I look for language I guess when it comes to titles, but it doesn’t all come from poetry. I think that language is a way in for people. And with abstract work, you’re not offering a narrative and for some people it’s much more difficult. They don’t know what they’re looking at, and that not knowing can create a sense of insecurity and fear. You do need to give them something if they feel like they’re being left out. Language is a way into a work. But you also don’t want to be descriptive, or at least I don’t. The titles do not illustrate the work; hopefully they broaden the experience of it and sometimes they can make you laugh. Ultimately the work is a visual experience.

WW: You’ve said that abstraction creates a space for thought, rather than dictating that thought. And poetry does that, as well. It has an open possibility for experience. It’s generous that way.

MA: That’s a great word. I love the word generous.

WW: I wonder if that’s something, was that what attracted you to working with abstraction?

MA: That thought was an epiphany, to tell you the truth. I was at the Alhambra, I must have been in my twenties, in Grenada at the Moorish Palace. It’s all tiled. So I was not looking at abstract expressionist paintings, but I was looking at all that color and pattern and repetition in the tile work, and it gave me this insight into an experience that is not narrative. It occurred to me that the work itself could be exactly that—it could be a space for thought and an experience.

Matisse used the analogy that a great painting should be like sitting in an armchair. What he was saying, and this goes back to the practice, is that you have to relax. You have to let your mind relax and you have to let your body relax. A great painting hopefully opens something up in you. And when something opens up in you, you can have a thought or experience you’ve never had before.

This makes us more human and this is why art is so crucial and this is why culture is so important. For me it was an epiphany [at The Alhambra] recognizing that when you are not given a narrative and are left with, “How do I deal with this?” Well as I say, “Relax. Breathe. Let yourself just enjoy it.”

What we do as artists is very important. The curators, the critics, the people asking the questions, this is all building something that I think is really strong, really important, and really necessary, and really does ultimately fight against all the things we are now terrified of.

WW: You keep going back to this idea of your art as a practice. When did it become a practice for you? When did you start to see it that way?

MA: I like to say I was an artist before I knew what that meant. I think I was born an artist. I started to figure out, as I was growing up, that when I looked around myself, I didn’t see myself in anybody and I didn’t really relate to anybody. I knew there was a world where there must be people like me.

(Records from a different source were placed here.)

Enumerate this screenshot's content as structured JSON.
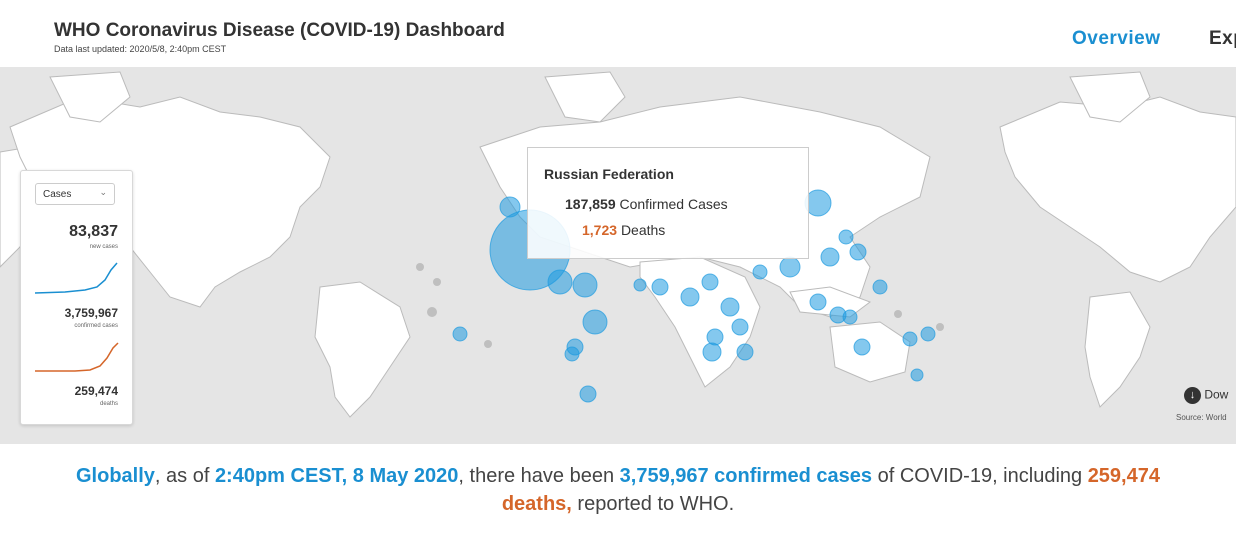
{
  "header": {
    "title": "WHO Coronavirus Disease (COVID-19) Dashboard",
    "updated": "Data last updated: 2020/5/8, 2:40pm CEST",
    "nav": [
      "Overview",
      "Exp"
    ]
  },
  "colors": {
    "accent_blue": "#1a8fd1",
    "accent_orange": "#d5662a",
    "map_bg": "#e5e5e5",
    "land": "#ffffff",
    "bubble": "#1f9be0"
  },
  "panel": {
    "metric_select": "Cases",
    "new_cases": "83,837",
    "new_cases_label": "new cases",
    "confirmed": "3,759,967",
    "confirmed_label": "confirmed cases",
    "deaths": "259,474",
    "deaths_label": "deaths"
  },
  "tooltip": {
    "country": "Russian Federation",
    "confirmed_value": "187,859",
    "confirmed_label": "Confirmed Cases",
    "deaths_value": "1,723",
    "deaths_label": "Deaths"
  },
  "map_footer": {
    "download": "Dow",
    "source": "Source: World"
  },
  "summary": {
    "p1": "Globally",
    "p2": ", as of ",
    "p3": "2:40pm CEST, 8 May 2020",
    "p4": ", there have been ",
    "p5": "3,759,967 confirmed cases",
    "p6": " of COVID-19, including ",
    "p7": "259,474",
    "p8": "deaths,",
    "p9": " reported to WHO."
  }
}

And then the business of it, that’s a whole other thing, and that took me a long time to figure out. I remember having people over the studio when I was young and thinking that they knew more than I did. I was expecting the visit to tell me something about what I was doing. When they left I was always disappointed and I finally realized it was just foolish of me. That I knew more about my work than they did.

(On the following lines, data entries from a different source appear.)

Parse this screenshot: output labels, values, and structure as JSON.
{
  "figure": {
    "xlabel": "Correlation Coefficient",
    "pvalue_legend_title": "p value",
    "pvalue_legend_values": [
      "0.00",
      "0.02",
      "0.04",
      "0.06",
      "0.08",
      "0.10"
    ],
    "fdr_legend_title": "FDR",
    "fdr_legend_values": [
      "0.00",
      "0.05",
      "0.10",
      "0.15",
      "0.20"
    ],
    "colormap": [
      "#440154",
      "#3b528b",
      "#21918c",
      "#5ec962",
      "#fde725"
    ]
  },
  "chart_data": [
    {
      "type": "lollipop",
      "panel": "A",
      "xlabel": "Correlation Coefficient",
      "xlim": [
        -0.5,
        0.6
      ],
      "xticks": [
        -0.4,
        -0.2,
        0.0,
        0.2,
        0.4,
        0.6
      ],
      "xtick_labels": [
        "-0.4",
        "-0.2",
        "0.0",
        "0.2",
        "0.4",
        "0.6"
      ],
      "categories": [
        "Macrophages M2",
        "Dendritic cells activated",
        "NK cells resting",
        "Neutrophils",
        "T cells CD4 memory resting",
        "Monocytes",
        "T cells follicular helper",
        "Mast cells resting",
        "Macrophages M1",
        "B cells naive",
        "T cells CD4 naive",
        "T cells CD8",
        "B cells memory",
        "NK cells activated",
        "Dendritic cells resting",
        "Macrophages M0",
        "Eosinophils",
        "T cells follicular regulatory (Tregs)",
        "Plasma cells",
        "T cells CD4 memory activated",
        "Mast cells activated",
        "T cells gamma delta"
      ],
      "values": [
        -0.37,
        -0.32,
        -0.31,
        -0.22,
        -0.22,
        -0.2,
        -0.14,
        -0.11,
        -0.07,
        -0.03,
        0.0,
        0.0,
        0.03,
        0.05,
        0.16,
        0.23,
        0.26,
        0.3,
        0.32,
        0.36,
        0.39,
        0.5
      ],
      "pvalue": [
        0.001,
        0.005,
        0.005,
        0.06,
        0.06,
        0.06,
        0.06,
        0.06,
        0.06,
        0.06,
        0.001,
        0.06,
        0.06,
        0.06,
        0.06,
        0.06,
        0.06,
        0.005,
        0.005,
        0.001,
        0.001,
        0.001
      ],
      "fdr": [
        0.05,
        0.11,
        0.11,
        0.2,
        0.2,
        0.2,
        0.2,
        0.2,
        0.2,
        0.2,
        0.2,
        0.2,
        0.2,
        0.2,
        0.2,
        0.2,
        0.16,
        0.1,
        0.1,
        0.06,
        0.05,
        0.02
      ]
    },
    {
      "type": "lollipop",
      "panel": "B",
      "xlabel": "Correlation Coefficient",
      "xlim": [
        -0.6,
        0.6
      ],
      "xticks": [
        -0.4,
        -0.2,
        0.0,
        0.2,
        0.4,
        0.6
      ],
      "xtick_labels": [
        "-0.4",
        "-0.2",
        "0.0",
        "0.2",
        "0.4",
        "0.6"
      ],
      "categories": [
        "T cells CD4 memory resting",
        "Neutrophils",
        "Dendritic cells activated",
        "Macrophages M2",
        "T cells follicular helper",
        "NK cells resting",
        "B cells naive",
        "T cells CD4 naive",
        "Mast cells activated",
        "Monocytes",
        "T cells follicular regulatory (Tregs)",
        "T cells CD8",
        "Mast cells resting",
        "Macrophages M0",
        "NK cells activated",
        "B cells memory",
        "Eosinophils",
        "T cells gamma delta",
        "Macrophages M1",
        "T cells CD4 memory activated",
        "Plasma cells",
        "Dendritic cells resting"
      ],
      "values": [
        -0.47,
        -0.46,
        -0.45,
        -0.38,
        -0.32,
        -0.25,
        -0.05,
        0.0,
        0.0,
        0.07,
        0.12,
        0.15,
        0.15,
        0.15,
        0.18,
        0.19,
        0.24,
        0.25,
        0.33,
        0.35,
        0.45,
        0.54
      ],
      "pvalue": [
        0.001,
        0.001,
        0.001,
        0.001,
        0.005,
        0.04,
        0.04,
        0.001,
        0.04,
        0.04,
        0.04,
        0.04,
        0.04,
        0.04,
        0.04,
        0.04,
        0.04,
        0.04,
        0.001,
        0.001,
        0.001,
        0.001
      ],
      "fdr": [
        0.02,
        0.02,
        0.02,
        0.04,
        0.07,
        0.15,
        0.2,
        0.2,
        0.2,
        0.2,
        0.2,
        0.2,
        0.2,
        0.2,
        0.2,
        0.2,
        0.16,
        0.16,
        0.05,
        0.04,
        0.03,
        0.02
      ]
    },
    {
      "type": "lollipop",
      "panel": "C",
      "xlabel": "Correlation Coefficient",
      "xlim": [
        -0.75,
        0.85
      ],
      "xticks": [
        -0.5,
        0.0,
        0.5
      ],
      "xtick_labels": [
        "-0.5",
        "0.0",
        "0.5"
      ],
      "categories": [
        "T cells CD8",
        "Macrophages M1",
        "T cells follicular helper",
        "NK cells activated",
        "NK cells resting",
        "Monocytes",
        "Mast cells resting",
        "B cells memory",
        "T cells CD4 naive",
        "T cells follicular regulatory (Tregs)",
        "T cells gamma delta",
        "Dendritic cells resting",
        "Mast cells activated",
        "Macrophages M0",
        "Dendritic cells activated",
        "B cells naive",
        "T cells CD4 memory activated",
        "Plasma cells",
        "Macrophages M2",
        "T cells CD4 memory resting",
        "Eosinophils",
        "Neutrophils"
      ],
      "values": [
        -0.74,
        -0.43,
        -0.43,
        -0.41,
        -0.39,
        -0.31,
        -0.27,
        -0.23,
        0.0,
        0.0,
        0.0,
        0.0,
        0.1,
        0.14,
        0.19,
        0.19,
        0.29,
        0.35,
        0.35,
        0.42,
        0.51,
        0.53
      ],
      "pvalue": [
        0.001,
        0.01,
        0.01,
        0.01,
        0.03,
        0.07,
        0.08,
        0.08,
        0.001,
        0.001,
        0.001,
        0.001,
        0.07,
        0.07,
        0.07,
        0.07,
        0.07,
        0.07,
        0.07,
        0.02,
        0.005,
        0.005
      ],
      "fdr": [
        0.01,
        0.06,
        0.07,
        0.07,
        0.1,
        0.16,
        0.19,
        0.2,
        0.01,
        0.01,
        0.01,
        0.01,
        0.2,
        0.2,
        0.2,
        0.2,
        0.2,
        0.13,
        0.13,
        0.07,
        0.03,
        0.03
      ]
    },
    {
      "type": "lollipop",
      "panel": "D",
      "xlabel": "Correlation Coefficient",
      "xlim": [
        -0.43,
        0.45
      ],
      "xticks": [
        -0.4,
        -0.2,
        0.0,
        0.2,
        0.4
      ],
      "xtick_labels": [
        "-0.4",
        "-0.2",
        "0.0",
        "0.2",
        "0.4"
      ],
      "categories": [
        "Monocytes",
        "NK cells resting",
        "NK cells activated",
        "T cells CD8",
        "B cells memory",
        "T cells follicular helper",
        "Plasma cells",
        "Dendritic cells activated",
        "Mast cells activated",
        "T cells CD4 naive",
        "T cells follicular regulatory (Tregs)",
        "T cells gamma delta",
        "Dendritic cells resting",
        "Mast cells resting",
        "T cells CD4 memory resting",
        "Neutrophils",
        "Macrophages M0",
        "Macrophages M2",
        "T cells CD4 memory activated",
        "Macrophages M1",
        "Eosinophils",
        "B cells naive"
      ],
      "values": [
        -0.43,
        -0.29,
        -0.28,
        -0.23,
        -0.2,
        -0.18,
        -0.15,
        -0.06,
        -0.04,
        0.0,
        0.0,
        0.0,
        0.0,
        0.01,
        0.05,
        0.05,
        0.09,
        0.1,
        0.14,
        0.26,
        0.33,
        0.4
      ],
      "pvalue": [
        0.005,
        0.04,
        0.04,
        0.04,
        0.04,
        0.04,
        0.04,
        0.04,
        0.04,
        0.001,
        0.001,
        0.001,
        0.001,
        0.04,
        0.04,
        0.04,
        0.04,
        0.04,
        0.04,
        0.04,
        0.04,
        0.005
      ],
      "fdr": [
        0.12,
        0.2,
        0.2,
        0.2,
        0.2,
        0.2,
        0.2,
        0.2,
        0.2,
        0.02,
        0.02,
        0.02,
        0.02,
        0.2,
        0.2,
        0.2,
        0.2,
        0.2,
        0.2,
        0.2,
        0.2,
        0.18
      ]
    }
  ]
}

WW: It can take a long time for us to get there, though.

MA: It does but that’s part of the process. That’s life. Experience, if you pay attention, it becomes wisdom. Even now, I feel like there is all this emotion, and there is this moment when people feel that they want to do something but where is the front line? How do we get clarity? How do we not waste the moment?

When we feel unified, then we have power. When we feel divided, we are already conquered. I think we need to look at things in a bigger picture. We are emotional, human beings. That’s where the battle line is. It’s easier to feel divided than it is to feel unified. That’s the fight if you ask me.